6Vervolgens bouwde hij er een voorzaal aan van zuilen, 50 el lang en 30 el breed. Daarvóór was een poortgebouw van zuilen met daarop een naar voren uitstekend afdak.

7Verder liet hij een troonzaal bouwen voor de rechtspraak, de rechtszaal, die van vloer tot plafond met cederhout werd bekleed.

8Achter de voorzaal, aan een andere hof, was het woonhuis van Salomo, dat op dezelfde manier werd gebouwd. Voor zijn vrouw, de dochter van de farao, bouwde hij eenzelfde woonhuis.

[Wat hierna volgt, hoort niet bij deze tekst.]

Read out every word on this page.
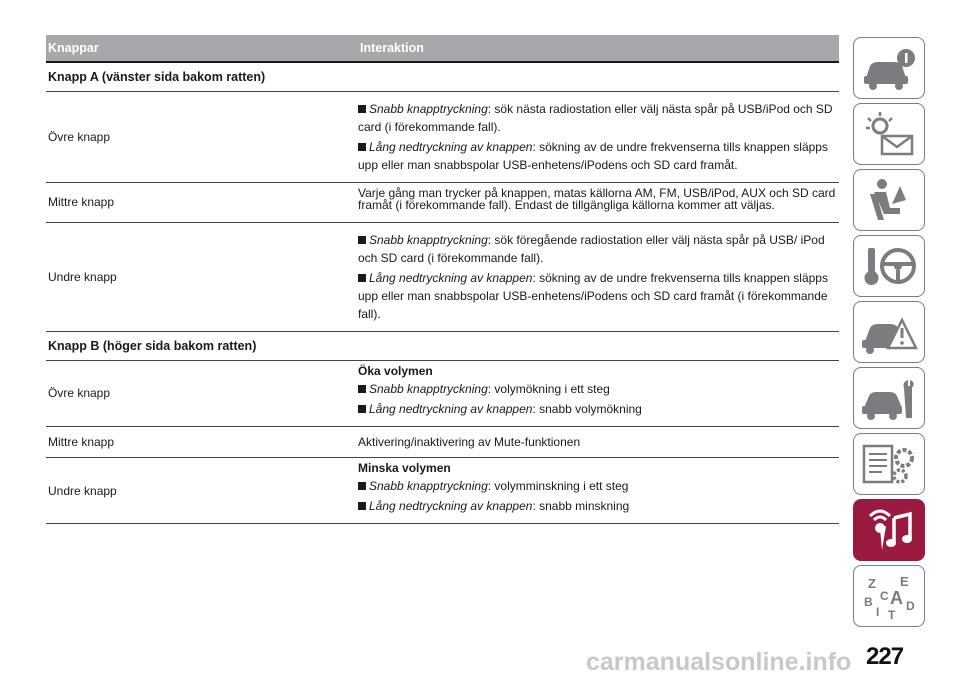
Knappar	Interaktion
Knapp A (vänster sida bakom ratten)
Övre knapp
Snabb knapptryckning: sök nästa radiostation eller välj nästa spår på USB/iPod och SD card (i förekommande fall).
Lång nedtryckning av knappen: sökning av de undre frekvenserna tills knappen släpps upp eller man snabbspolar USB-enhetens/iPodens och SD card framåt.
Mittre knapp
Varje gång man trycker på knappen, matas källorna AM, FM, USB/iPod, AUX och SD card framåt (i förekommande fall). Endast de tillgängliga källorna kommer att väljas.
Undre knapp
Snabb knapptryckning: sök föregående radiostation eller välj nästa spår på USB/ iPod och SD card (i förekommande fall).
Lång nedtryckning av knappen: sökning av de undre frekvenserna tills knappen släpps upp eller man snabbspolar USB-enhetens/iPodens och SD card framåt (i förekommande fall).
Knapp B (höger sida bakom ratten)
Övre knapp
Öka volymen
Snabb knapptryckning: volymökning i ett steg
Lång nedtryckning av knappen: snabb volymökning
Mittre knapp	Aktivering/inaktivering av Mute-funktionen
Undre knapp
Minska volymen
Snabb knapptryckning: volymminskning i ett steg
Lång nedtryckning av knappen: snabb minskning
Z E
A
B C
D
I T
carmanualsonline.info 227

9Al deze gebouwen werden gebouwd van kostbare, gehouwen stenen, aan binnen- en buitenzijde op maat gezaagd, alles vanaf de fundering tot aan de dakrand, en vanaf de buitenzijde van het gebouw tot aan de grote voorhof.

10De fundering bestond uit kostbare, grote stenen van 10 el en van 8 el.

11Daarop werd gebouwd met kostbare stenen die de afmetingen van gangbare bouwstenen hadden en met cederhouten balken.

12De grote voorhof had rondom een muur van drie rijen gehouwen stenen en één rij cederhouten balken. De binnenhof van het huis van de Heer en de voorhof van het paleis waren dus op dezelfde manier gemaakt.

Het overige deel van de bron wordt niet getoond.